National Aids Commission (NAC) has called upon the Central Government to channel more resources towards interventions that aim at fighting HIV and AIDS in the country.
The interventions include HIV and Aids research, provision of health services to people living positively with HIV and Aids as well as inclusion of all groups -minority and majority- of people in the fight.
NAC Board Chairperson Dr Chipo Kanjo said Aids fight requires more resources for the country to win the battle against the disease.
She was speaking this on Tuesday during the opening of a two day 2023 HIV and AIDS Research and Best Practices Dissemination Conference taking place at Bingu International Convention Centre (BICC), in Lilongwe.
She said activities that researchers do in the health sector especially on HIV/AIDS are essential as they help stakeholders with latest ways and approach towards the fight, hence they need to be supported.

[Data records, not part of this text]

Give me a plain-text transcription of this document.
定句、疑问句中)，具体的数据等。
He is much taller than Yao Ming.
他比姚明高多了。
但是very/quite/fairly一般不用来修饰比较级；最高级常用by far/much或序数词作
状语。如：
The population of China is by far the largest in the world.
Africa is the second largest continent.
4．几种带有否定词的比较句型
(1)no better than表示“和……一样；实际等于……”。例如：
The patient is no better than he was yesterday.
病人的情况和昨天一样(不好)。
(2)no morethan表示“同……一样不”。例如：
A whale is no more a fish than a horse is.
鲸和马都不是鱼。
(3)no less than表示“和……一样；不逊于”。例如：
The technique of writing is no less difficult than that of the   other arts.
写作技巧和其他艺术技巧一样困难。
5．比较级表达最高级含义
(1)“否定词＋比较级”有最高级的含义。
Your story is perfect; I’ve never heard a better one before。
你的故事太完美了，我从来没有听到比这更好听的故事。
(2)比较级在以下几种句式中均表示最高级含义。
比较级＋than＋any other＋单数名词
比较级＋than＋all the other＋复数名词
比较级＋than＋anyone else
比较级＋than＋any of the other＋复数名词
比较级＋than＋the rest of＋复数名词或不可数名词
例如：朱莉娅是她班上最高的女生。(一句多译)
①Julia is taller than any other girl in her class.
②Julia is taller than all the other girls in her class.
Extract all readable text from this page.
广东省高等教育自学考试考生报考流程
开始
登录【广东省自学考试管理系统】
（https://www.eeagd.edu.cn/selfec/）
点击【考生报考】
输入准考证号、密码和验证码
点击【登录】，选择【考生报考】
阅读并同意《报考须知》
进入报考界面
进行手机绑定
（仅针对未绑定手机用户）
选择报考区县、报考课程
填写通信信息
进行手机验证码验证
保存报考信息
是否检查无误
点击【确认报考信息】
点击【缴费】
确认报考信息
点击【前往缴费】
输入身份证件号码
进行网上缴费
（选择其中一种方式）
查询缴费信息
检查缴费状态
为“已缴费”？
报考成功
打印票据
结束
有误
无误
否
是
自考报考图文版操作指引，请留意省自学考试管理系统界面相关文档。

“I would like to call upon all the stakeholders including the Ministry of health, Civil society, our parliamentary committee on health, HIV/AIDS and Nutrition to continue lobbying government to progressively increase the proportion of the annual national budget towards the health sector to meet the 15% target in line with the Abuja Declaration,” says Dr. Kanjo arguing that meeting will go a long way towards availing additional resources on research and the HIV/AIDS national response.
She then applauded all researchers for their tremendous contribution to the HIV/AIDS body of knowledge before encouraging them to venture into researching and experimenting on best practices that will inform the smooth delivery of the HIV/AIDS national response in the face of emerging diseases, natural disasters and inequalities.
In his remarks, secretary for heath, Dr Samson Mndolo who was also the guest of honor, acknowledged the need for more resources in the fight against the HIV pandemic if the war against it is to be won.
He said the ministry of health takes research as priority and to generate high quality evidence to inform health development, “health research is one of the pillars of the national health sector strategic plan.”
Dr Mndolo said, “as a result of joint efforts in implementing interventions that are informed by evidence from research, the country has achieved significant milestones in the fight against HIV/AIDS.”
He added, “for example we have witnessed a 73% reduction in annual new HIV infections, from 56 000 in 2010 to 15 000 in 2022; a 65% reduction in annual AIDS related deaths , from 32,000 in the year 2010 to 11 000 in 2022; and a decrease in adult HIV prevalence (aged 15 and above) from 10.6% to 7.7% between 2010 and 2022 and by March this year, we had achieved a commendable 94:99:94 performance with respect to the 95:95:95 UNAIDS treatment targets, adding that this is a good performance and we should maintain towards the achievement of our national goal of ending AIDS as a public thereat by the year 2030”.
Reacting to the same, a representative of the Civil Society Organizations who is also a Heath activist Maziko Matemba, reiterated the call saying as a country should not only depend on donors to fund the interventions aimed at ending the HIV pandemic.
Matemba said most countries have already been affected by different contemporary challenges such as natural disasters, hence the need for the country to pump more resources in the fight against the HIV pandemic without depending on other countries.
The conference, which brought together delegates from various councils, Civil Society Organizations (CSOs) among others, is being held under the theme “Leveraging Evidence from Research and Best Practices to sustain the HIV and AIDS Response in a Low Resource Setting”.